For a very interesting look at the linguistic situation in Libya, check out Lameen Souag’s latest post. He focuses on the Berber minority:
A very large majority of Libyans have Arabic as their mother tongue — in fact, Western Libya was described by the colonial anthropologist Evans-Pritchard as the most Arab place on earth outside Arabia itself. However, the country also has a noteworthy Berber-speaking minority (about 5%, if you dare to trust Ethnologue; it’s not as though anyone’s ever counted them in the past several decades). Most speakers are concentrated in the northwest, where they (traditionally, for once) call themselves Imazighen: the port of Zuwara, along with many towns of the Nafusa mountains, such as Yefren and Nalut. … A quite distinctive Berber language is spoken in the desert oasis of Ghadames on the Algerian border.

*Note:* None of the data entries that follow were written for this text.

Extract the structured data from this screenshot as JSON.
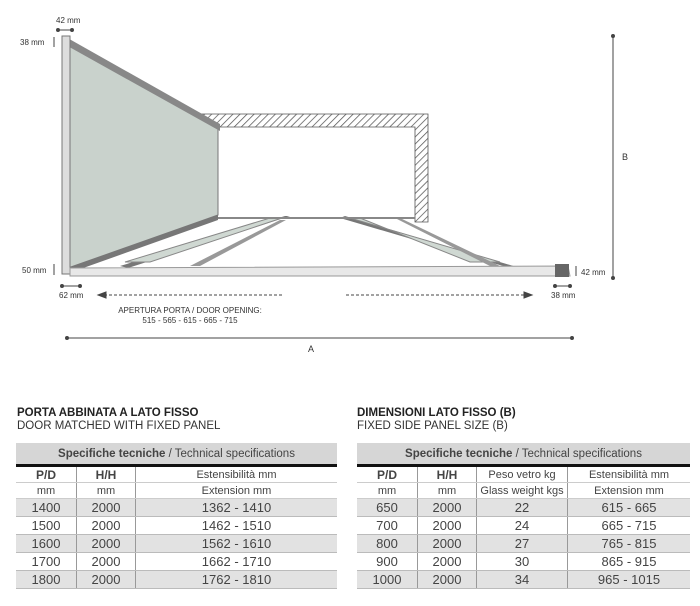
{
  "diagram": {
    "dim_top_width": "42 mm",
    "dim_top_height": "38 mm",
    "dim_bottom_left_height": "50 mm",
    "dim_bottom_left_width": "62 mm",
    "dim_bottom_right_height": "42 mm",
    "dim_bottom_right_width": "38 mm",
    "door_opening_label": "APERTURA PORTA / DOOR OPENING:",
    "door_opening_values": "515 - 565 - 615 - 665 - 715",
    "label_a": "A",
    "label_b": "B"
  },
  "left_table": {
    "title": "PORTA ABBINATA A LATO FISSO",
    "subtitle": "DOOR MATCHED WITH FIXED PANEL",
    "header_bold": "Specifiche tecniche",
    "header_rest": " / Technical specifications",
    "col_pd": "P/D",
    "col_hh": "H/H",
    "col_ext_it": "Estensibilità mm",
    "col_ext_en": "Extension mm",
    "unit": "mm",
    "rows": [
      [
        "1400",
        "2000",
        "1362 - 1410"
      ],
      [
        "1500",
        "2000",
        "1462 - 1510"
      ],
      [
        "1600",
        "2000",
        "1562 - 1610"
      ],
      [
        "1700",
        "2000",
        "1662 - 1710"
      ],
      [
        "1800",
        "2000",
        "1762 - 1810"
      ]
    ]
  },
  "right_table": {
    "title": "DIMENSIONI LATO FISSO (B)",
    "subtitle": "FIXED SIDE PANEL SIZE (B)",
    "header_bold": "Specifiche tecniche",
    "header_rest": " / Technical specifications",
    "col_pd": "P/D",
    "col_hh": "H/H",
    "col_weight_it": "Peso vetro kg",
    "col_weight_en": "Glass weight kgs",
    "col_ext_it": "Estensibilità mm",
    "col_ext_en": "Extension mm",
    "unit": "mm",
    "rows": [
      [
        "650",
        "2000",
        "22",
        "615 - 665"
      ],
      [
        "700",
        "2000",
        "24",
        "665 - 715"
      ],
      [
        "800",
        "2000",
        "27",
        "765 - 815"
      ],
      [
        "900",
        "2000",
        "30",
        "865 - 915"
      ],
      [
        "1000",
        "2000",
        "34",
        "965 - 1015"
      ]
    ]
  }
}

There is a Tuareg community in the southwest, around Ghat and Ubari. The isolated Berber-speaking communities of Awjila in the southwest and Sokna near the middle are shifting to Arabic (this process is almost complete in Sokna) — their languages are of extreme historical interest and are very inadequately documented.
But he also mentions fascinating nuggets like the Muslim Greek community (whose Greek is almost gone)—what a complicated world we inhabit (and how misguided are the people who want to forcibly simplify it)!